Best Cities To Live Based On Your Political Views

by Alexander J. Gonzalez

Learn which cities are more liberal friendly or more conservative friendly…

I stumbled across an article by that was quite interesting. In the article, it discusses the top cities to live in whether you are liberal or conservative. They ranked these cities using ideology score, median income, unemployment rate, cost of living, upward mobility, and population growth rate. Most of this data is taken directly from the U.S. Census Bureau.

For those of you wondering, ideology score is a scale invented by the American Ideology Project that helps determine how liberal or conservative a city is, ideologically speaking. The scale starts in the middle a zero. The more conservative a city is, the higher the number is. The more liberal a city is, the lower the number goes. Cities that lean conservative will always be positive numbers, while cities that lean liberal will always be negative numbers.

The article by shows why these are the top cities for each ideology. However, I want to take a slightly different approach and compare the two sides with each other. Putting ideology aside, I want to see which cities would be best to live in economically speaking.

The data of the top liberal and conservative cities will be shown below for a side by side comparison. The data will also be posted individually at the end of the article for easier viewing. Keep in mind, this data is from 2016. I chose to use data before the COVID-19 pandemic, as the pandemic is responsible for changing these numbers drastically.

Side By Side Charts

At first glance, one can conclude that the median income of liberal cities is higher than conservative cities. And this is true: the average median income of the top ten liberal cities is $32,000 and the average median income of the top ten conservative cities is $28,000. However, we do have to keep in mind that most of the liberal cities have a higher minimum wage, while most of the conservative cities have a much lower minimum wage.

When the minimum wage is higher in a state or city, the cost of living will naturally rise as well, due to inflation. In laymen’s terms, if everyone is making more money, that also means everyone has to spend more money. Essentially, you wouldn’t actually be making more money if the minimum wage was raised. There’s a lot of other factors that can have an affect of the local economy, but generally speaking, that’s how it ends up working out.

The data provided also shows the cost of living in each city, which makes this a whole lot easier to compare. The average cost of living in the top ten liberal cities is 107, while the average in the top ten conservative cities is 91. When you do the math, the average person living in a conservative city would actually be considered more wealthy than the average person living in a liberal city.

For example, the average person living in in Midland, TX would have a lower salary than the average person living in Seattle, WA. However, the average person in Seattle has a much higher cost of living, while the average person in Midland has a much lower cost of living. After paying for bills and other necessities, average person in Midland, TX will end up having more money in their pockets than the average person in Seattle, WA.

When it comes to unemployment, the top ten liberal cities have an average unemployment rate of 7.03, while the top ten conservative cities have an average unemployment rate of 6.57. This isn’t a huge difference, but it is still something to take note of. Having more job opportunities is a great way to help lower unemployment. So what might be going on in these cities that affects the number of jobs available.

Corporate tax rates have a big impact on job opportunities. It is noticed that states or cities with a higher corporate tax also have less job opportunities. States or cities with a lower corporate tax rate will often have more job opportunities. Why is this? If a business has to pay more taxes, that means there’s less money to put towards employee wages, resulting in employees getting laid off and companies not wanting to hire more workers.

Liberal cities tend to have higher corporate tax rates, and higher taxes in general. This would be part of the reason why their unemployment rates are so high. Conservative cities tend to be the opposite, having lower corporate tax rates and lower unemployment in cities like Midland and Amarillo. Yet, there are still some conservative cities with a higher unemployment rate.

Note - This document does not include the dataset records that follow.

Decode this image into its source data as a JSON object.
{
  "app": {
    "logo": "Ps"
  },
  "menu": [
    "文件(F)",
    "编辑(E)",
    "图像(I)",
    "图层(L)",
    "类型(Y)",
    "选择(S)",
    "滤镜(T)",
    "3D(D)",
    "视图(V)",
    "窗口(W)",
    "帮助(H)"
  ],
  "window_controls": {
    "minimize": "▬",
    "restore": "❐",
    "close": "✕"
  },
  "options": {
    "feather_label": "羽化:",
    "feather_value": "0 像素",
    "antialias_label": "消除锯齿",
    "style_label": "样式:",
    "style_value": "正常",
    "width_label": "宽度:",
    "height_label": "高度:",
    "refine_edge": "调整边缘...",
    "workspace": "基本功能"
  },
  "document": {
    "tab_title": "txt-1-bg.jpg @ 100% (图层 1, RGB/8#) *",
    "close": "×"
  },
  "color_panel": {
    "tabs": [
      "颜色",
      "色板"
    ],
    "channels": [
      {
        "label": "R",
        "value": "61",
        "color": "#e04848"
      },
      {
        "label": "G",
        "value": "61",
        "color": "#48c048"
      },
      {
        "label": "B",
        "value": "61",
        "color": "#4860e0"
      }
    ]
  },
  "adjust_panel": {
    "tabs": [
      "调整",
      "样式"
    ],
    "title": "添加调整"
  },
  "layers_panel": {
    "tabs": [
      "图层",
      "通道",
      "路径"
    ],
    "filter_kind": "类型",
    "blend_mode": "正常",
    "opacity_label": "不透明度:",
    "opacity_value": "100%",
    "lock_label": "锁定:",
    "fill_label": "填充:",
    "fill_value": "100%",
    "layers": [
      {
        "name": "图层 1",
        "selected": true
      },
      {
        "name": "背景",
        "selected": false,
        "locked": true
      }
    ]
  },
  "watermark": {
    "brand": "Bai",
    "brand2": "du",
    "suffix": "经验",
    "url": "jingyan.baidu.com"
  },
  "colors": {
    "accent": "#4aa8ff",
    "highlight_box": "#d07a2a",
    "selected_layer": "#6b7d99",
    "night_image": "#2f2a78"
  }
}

The conservative cities with higher unemployment than the rest (such as Springfield, IL or Lawton, OK) are also partially because of a lack of job opportunity. However, this lack of opportunity more than likely isn’t because of a high corporate tax. Notably, these cities are very “small town” with a much lower population. Big corporations, who are willing to hire hundreds of new employees, don’t have as much interest setting up shop in small town cities if there isn’t a big enough market.

These mentioned small towns also have a higher young people population as opposed to a city such a Sioux Falls, SD, which has a more older population. Cities with more young people means more people either looking for jobs, or working jobs with a high turnover rate. Citied with a more older population means more people are either retired or have a steady, long term job.

There are many factors that go into deciding what kind of city you want to live in. If economic stability is very important for you, make sure you study which cities have a healthy medium between wages and cost of living. Check to see if there are more or less job opportunities available, as that will give you insight on job stability.